В дверь заколотили тяжелые кулаки. Раздались гневные голоса. Мама и папа переглянулись, но папа не пошевелил и мускулом. Тогда моя львица, плотно сжав губы, накинула на плечи шаль и, взяв меня за руку, повела назад, на холод.
Нас встретило полдеревни. Пришли кто с фонарями, кто с факелом, а кто с иконой Спасителя. Среди селян был олдермен; отец Луи тоже пришел: в руках он, словно меч, сжимал Заветы. Вскинув священную книгу, он ткнул ею в мою сторону и хриплым от праведной ярости, с которой проклинал еще мою сестру, голосом выкрикнул:
– Мерзость!
Мама попыталась что-то возразить, но ее голос потонул в поднявшемся гвалте. Коваль схватил меня за руку, но в моих жилах еще гудела – горячо и звонко – украденная кровь, и я отбросил его, словно соломинку. Навалилось еще несколько человек, но я отбросил и их: кости трещали, плоть рвалась… Но вот на меня накинулись всей гурьбой под вопли священника:
– Валите его! Во имя Господа!
– Он один из них! – прокричал кто-то.
– Пропал, как и его сестра! – взревел другой.

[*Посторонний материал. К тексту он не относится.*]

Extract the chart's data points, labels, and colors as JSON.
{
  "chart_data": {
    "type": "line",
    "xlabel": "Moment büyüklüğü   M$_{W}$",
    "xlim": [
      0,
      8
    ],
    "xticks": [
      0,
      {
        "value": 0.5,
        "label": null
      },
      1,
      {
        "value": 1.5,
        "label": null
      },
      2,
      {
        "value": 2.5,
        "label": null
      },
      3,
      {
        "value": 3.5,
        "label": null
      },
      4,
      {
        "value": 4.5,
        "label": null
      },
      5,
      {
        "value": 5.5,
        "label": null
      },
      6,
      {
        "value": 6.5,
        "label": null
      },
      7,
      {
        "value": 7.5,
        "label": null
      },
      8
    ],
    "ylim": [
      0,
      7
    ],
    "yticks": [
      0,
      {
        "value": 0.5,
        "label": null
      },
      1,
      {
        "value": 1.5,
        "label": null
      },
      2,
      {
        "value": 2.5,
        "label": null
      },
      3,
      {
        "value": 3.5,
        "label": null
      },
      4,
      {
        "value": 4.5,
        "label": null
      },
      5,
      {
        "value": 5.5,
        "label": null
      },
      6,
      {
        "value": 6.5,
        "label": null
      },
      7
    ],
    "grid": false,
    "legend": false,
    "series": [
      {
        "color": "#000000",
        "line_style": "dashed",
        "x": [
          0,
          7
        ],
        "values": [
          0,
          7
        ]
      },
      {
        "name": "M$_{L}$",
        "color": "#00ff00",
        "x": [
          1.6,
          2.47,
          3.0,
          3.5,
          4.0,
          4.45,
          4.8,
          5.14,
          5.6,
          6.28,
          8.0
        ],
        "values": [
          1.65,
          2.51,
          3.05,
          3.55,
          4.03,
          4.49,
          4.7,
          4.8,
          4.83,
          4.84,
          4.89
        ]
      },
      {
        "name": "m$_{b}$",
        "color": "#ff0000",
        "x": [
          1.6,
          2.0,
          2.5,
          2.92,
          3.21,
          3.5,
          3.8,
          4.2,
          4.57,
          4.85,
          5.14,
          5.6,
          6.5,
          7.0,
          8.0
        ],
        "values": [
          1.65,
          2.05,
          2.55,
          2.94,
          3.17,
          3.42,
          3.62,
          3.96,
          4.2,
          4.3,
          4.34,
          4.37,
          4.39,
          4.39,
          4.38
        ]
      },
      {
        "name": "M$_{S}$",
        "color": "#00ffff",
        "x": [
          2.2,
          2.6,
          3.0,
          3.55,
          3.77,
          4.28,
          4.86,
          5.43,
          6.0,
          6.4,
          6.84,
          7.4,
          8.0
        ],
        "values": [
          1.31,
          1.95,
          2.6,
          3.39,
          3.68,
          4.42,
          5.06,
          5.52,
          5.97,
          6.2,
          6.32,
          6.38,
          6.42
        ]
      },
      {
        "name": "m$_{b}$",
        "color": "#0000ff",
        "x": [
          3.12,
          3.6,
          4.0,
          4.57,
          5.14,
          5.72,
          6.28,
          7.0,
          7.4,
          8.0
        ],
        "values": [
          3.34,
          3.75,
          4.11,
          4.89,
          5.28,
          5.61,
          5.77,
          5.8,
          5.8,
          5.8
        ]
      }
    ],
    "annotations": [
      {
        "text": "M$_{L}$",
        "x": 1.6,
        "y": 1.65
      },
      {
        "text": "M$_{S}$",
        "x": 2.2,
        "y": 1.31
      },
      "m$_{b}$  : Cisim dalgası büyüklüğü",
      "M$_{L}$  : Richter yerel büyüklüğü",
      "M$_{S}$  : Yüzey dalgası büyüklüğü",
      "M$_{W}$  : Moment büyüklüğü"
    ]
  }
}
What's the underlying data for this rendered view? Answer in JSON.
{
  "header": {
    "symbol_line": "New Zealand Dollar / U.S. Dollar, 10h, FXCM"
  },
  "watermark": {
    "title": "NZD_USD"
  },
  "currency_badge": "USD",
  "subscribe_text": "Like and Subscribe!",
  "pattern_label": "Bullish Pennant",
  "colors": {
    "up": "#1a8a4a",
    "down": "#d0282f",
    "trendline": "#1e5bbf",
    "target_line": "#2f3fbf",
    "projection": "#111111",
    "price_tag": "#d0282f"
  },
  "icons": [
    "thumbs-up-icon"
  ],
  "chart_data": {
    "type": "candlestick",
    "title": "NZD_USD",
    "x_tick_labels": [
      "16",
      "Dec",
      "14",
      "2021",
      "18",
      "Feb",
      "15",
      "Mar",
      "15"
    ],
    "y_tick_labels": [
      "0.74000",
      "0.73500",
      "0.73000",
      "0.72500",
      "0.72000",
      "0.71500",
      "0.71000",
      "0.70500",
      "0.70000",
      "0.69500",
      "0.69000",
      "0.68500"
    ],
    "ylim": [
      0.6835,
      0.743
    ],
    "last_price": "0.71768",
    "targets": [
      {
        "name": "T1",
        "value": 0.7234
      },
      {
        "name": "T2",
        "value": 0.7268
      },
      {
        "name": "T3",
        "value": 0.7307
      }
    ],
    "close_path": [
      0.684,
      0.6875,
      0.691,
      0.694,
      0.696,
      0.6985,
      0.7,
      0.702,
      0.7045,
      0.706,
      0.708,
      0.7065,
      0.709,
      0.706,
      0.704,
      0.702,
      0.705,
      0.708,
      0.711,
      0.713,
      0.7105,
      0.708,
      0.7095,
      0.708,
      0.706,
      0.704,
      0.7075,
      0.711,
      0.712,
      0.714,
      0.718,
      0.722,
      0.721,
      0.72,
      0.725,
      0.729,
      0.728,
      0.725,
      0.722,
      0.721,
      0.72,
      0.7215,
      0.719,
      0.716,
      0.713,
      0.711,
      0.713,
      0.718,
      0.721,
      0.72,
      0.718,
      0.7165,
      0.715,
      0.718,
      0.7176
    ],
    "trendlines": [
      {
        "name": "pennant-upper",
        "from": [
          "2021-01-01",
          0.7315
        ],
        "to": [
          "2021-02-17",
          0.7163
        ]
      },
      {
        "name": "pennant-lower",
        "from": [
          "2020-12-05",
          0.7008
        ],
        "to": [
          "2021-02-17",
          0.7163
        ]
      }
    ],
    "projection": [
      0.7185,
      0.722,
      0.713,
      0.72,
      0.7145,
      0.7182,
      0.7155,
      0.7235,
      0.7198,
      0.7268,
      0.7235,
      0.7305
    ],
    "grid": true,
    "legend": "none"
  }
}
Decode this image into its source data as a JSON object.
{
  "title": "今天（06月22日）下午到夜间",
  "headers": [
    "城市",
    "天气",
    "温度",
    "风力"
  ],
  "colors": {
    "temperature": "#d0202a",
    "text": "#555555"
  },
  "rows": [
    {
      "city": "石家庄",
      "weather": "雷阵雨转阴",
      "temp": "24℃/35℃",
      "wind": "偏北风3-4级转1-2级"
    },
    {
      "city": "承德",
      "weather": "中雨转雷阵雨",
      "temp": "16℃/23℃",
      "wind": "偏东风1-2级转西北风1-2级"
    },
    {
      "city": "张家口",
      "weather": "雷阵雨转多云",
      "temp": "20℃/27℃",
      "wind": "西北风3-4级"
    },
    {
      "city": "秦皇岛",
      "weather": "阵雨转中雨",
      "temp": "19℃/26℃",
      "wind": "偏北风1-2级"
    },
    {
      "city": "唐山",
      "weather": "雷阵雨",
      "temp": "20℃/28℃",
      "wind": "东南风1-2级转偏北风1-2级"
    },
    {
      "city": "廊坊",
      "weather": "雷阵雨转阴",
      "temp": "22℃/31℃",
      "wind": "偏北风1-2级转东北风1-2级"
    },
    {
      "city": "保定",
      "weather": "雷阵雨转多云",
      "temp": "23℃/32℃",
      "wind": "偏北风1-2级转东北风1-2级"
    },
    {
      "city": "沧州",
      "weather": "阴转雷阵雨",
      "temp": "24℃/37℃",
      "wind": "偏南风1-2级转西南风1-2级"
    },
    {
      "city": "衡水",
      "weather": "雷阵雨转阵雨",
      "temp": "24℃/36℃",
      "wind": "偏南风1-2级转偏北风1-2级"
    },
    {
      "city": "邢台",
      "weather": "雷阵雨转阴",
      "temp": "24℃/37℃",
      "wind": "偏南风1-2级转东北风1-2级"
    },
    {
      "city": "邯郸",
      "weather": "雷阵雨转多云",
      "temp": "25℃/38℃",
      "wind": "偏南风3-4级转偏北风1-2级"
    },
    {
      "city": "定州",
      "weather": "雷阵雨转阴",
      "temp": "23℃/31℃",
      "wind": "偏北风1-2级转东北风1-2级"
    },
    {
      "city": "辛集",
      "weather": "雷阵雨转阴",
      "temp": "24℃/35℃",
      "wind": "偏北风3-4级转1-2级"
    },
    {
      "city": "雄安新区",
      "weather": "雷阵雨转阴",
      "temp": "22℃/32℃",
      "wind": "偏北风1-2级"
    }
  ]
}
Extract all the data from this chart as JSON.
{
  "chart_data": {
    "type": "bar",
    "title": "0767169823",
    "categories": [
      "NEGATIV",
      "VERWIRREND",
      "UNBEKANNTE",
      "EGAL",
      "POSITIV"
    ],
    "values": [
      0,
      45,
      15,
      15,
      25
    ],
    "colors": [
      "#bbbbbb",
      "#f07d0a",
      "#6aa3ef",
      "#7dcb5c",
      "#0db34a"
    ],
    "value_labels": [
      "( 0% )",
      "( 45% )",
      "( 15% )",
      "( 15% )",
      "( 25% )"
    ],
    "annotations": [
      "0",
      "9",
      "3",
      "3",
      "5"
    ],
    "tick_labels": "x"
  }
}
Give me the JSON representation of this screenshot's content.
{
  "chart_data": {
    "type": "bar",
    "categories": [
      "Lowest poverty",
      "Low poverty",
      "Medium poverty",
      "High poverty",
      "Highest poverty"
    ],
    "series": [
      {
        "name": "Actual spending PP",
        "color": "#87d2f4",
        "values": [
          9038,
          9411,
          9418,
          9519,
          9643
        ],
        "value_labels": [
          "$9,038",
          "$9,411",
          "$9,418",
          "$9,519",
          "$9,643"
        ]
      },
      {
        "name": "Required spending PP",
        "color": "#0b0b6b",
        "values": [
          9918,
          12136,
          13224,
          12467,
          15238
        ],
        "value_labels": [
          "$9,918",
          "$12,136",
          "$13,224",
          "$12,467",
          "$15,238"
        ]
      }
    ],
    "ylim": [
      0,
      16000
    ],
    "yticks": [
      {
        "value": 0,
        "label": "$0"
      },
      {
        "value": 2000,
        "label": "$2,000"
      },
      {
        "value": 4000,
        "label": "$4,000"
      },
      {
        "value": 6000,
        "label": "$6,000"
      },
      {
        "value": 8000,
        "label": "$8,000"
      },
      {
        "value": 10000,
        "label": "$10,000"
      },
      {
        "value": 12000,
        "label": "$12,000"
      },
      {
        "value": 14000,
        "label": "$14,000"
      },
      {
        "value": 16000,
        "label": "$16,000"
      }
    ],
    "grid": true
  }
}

Мама кричала, Селин сыпала проклятиями, и где-то посреди свалки я услышал рев отца, мол, это же мальчик, всего лишь мальчик. Меня, окровавленного и почти без чувств, подняли на ноги. Тогда я вспомнил Амели, как она горела, кружась и вопя. Может, и меня ждала эта же участь? Я заглянул в глаза отцу Луи, этой сволочи, отказавшей моей сестре в панихиде. Не удержался и с ненавистью бросил:
– Сраный безбожный трус! Молюсь, чтобы ты подох с воплями.
Грянул выстрел колесцового пистолета, и у меня зазвенело в ушах. Толпа застыла, обернувшись к двум всадникам, неспешно ехавшим по раскисшей дороге.
Они восседали на бледных жеребцах, точно ангелы смерти со страниц Заветов. Впереди ехал тощий малый: худой, что твое пугало, в пальто из плотной черной кожи. На лоб он надвинул треуголку, а зашнурованный поднятый воротник закрывал и рот, и нос; в получившуюся щель проглядывали только пряди сухих соломенных волос и глаза. Таких бледно-зеленых радужек я еще не видел; зато белки налились кровью и казались красными. Поперек спины крепкого тундрового пони лежал мешок, а то, что было в нем, очертаниями напоминало человека. На плече у всадника сидел сокол: серые перья птицы лоснились, глаза золотисто поблескивали.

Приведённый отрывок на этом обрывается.